Braitmayer notes that a lack of steps isn’t just a must for those who use wheelchairs or other mobility devices: It’s highly useful for anyone. It makes getting baby carriages or strollers into the house much easier, for example. And just think about the last time you tried to move heavy appliances up or down even one stair.


Of course, once you’re at the entrance, you still have to get in the door. And if the doorway is narrow, that can be a problem. Johnson urges people to look for a doorway that is at least 36 inches wide.

Make sure the home will let you carry out all of your necessary business on one level, without a need to go up or down.

“I would look for a full bathroom on the main floor,” even if it isn’t accessible already, Braitmayer says. “We can always expand it and make it accessible if you need.” Particularly useful is a full bath and master bedroom on the main floor: “That would be really great,” she says.

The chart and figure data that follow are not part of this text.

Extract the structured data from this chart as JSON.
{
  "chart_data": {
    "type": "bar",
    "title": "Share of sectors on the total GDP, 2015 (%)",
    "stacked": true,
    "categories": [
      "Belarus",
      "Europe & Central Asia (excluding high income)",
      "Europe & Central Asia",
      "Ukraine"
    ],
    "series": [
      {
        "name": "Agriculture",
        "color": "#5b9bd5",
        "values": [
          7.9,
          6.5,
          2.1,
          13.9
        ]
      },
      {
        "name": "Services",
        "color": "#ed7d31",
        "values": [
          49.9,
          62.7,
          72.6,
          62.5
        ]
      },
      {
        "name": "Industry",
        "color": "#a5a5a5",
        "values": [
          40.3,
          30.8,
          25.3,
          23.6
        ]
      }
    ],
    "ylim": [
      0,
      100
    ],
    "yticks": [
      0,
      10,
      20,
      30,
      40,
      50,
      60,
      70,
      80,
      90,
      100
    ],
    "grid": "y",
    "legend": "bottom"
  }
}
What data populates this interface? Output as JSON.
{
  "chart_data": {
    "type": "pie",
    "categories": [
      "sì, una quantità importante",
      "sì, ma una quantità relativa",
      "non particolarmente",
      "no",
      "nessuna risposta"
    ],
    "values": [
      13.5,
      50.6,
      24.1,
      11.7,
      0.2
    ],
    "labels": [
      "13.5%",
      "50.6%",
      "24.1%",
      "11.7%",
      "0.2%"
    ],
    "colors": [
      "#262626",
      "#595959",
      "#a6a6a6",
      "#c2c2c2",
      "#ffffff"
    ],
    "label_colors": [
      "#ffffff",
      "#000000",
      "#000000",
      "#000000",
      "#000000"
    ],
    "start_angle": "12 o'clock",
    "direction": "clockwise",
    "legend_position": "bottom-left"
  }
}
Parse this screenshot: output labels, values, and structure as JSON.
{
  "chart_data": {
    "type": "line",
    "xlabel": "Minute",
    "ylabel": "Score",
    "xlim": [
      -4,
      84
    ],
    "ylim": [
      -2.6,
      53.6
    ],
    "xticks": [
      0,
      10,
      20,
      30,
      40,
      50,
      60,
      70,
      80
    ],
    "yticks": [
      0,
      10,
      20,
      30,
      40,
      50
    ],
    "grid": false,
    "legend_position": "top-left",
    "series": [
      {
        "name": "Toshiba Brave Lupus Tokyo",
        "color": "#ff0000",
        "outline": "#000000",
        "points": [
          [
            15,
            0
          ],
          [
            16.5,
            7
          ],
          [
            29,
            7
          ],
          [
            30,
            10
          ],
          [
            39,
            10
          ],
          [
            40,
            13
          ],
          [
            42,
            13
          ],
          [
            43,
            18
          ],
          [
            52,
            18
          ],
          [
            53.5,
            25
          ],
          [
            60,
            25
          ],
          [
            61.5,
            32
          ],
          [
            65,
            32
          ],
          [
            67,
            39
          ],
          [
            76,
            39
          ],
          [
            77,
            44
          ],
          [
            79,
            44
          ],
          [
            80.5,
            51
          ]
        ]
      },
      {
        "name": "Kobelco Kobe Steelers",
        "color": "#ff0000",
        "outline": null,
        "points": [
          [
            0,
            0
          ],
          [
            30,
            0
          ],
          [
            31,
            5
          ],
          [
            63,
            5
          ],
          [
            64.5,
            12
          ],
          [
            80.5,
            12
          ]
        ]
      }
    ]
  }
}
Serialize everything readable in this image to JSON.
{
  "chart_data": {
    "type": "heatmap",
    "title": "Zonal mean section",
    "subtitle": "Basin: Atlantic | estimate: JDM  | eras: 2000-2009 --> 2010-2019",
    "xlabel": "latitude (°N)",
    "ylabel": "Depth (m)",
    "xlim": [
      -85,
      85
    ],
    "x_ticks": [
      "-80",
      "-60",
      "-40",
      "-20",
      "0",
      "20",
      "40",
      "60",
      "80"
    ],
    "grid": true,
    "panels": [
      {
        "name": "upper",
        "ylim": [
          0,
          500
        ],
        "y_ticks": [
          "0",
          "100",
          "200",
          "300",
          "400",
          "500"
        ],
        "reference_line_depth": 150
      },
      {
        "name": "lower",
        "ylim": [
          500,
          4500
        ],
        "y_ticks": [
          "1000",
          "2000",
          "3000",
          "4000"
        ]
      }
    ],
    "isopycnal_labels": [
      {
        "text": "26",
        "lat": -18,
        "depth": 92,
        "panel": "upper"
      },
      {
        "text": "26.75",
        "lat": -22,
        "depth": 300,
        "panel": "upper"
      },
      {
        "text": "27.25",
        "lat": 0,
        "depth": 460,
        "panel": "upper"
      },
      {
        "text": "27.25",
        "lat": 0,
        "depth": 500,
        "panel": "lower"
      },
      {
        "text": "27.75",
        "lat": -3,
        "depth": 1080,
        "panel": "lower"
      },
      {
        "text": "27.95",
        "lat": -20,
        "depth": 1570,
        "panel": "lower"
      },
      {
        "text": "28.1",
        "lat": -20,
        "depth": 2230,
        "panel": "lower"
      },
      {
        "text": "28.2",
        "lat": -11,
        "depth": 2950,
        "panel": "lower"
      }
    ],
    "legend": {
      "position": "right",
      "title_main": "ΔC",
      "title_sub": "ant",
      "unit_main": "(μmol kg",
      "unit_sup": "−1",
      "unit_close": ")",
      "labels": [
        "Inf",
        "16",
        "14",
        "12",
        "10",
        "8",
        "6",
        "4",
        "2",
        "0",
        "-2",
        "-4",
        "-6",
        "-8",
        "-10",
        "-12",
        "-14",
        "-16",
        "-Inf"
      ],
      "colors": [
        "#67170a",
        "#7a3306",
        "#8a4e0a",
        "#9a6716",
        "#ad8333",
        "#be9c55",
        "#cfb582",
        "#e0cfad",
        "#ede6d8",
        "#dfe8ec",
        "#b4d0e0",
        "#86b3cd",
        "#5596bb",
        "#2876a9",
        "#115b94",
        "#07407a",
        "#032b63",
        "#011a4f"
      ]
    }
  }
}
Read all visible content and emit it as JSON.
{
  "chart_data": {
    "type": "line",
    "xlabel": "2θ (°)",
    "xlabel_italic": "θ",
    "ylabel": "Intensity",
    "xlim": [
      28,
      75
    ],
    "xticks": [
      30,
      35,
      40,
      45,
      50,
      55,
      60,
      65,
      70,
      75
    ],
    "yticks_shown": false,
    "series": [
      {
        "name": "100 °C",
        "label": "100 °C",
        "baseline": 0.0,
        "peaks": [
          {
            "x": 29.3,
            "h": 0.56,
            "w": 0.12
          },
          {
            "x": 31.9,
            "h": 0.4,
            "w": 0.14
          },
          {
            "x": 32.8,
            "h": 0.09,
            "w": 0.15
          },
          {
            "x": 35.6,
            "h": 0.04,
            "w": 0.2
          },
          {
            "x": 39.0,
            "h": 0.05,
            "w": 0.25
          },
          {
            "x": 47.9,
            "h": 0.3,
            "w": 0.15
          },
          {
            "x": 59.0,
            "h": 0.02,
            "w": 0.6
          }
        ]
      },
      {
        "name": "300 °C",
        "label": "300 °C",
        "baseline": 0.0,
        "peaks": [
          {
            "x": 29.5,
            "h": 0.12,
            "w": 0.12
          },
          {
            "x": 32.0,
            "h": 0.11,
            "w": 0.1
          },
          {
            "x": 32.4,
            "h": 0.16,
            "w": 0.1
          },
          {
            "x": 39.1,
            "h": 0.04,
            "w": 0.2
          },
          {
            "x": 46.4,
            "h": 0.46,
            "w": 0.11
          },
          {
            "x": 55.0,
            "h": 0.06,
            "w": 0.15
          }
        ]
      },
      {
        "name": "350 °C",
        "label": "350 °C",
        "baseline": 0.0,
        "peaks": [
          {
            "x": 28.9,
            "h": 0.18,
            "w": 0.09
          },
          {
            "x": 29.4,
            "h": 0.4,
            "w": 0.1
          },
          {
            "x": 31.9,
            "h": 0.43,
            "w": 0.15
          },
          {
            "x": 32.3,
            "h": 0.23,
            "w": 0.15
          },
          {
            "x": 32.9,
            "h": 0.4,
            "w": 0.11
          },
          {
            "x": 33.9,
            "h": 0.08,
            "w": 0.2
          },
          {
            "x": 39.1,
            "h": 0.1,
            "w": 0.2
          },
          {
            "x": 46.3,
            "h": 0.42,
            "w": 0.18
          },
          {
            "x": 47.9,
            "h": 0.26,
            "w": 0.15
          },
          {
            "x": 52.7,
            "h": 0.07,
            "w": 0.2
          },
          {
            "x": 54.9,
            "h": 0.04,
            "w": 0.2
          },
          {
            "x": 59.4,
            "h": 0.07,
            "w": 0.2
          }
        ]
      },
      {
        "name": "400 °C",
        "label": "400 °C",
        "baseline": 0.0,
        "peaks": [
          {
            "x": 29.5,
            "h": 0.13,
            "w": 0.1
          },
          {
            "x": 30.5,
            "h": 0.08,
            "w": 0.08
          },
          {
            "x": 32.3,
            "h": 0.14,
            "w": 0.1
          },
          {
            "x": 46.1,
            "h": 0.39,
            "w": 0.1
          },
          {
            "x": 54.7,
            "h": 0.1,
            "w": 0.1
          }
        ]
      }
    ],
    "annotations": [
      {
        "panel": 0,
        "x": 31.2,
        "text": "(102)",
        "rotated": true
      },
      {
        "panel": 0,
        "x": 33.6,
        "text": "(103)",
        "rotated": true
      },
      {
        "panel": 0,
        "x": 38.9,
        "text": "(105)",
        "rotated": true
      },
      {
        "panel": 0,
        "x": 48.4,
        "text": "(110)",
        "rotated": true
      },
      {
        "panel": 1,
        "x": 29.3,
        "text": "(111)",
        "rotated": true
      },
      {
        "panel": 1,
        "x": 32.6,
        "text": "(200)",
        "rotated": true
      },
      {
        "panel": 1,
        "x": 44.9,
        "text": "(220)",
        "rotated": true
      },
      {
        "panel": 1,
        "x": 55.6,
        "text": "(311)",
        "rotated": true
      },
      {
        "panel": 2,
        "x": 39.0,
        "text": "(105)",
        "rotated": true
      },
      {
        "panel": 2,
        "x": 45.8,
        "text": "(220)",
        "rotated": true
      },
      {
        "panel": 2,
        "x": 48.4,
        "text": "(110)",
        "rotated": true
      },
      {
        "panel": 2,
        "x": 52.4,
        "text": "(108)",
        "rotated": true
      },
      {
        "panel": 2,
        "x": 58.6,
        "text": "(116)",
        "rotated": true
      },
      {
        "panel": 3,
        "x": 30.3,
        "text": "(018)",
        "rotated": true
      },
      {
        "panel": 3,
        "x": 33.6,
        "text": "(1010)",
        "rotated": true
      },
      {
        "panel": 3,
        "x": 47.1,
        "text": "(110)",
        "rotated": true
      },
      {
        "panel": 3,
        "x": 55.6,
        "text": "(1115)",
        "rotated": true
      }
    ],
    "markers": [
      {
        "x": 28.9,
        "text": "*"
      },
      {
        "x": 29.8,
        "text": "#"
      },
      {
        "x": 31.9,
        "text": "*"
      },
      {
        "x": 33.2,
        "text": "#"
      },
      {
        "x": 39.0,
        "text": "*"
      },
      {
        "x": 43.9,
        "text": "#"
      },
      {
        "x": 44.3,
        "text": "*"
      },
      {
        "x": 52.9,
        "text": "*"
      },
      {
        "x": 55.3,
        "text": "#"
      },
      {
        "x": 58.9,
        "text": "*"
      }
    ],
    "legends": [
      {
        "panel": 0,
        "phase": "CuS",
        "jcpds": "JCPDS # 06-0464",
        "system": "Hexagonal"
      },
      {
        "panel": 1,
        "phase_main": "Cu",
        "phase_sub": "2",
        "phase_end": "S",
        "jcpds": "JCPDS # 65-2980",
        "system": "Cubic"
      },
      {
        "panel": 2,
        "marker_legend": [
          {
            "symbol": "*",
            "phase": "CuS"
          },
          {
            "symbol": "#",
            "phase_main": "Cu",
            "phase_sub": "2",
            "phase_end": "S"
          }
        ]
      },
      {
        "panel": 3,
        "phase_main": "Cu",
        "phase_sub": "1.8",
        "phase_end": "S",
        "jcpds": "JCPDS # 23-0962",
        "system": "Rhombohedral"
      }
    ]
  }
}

You have to be able to get around inside the home, so look for open concepts with wide hallways. “Wide open spaces, wide open doors are really conducive to aging in place,” Johnson says.

Johnson notes that homes built in the midcentury modern style are especially well-suited to aging in place: “That type of big, open plan … [tends] to work really well for wheelchair users.”

Happily, Seattle is a city with a relatively high number of midcentury-style homes. “We do have a lot of midcenturies here, so those work great for a lot of folks,” Johnson says.


Braitmayer herself lives in a midcentury home, which attracted her with its one-step — almost no-step — entrance.

“It’s all one floor, which is a great advantage for us, and most of the doors have wider hallways,” she says.

But that doesn’t mean you must look for a midcentury house, Braitmayer emphasizes: “It’s not about style, it’s about it primarily being a one-story house.”

Finding a home that is accessible, easy to age in and with universal design features already in place is seldom a simple task, but Braitmayer hopes that will change.

“I would like it to be easier to find a universally designed home,” she says. “I think there’s an opportunity there. And I’d like to see younger families recognize the value in that.”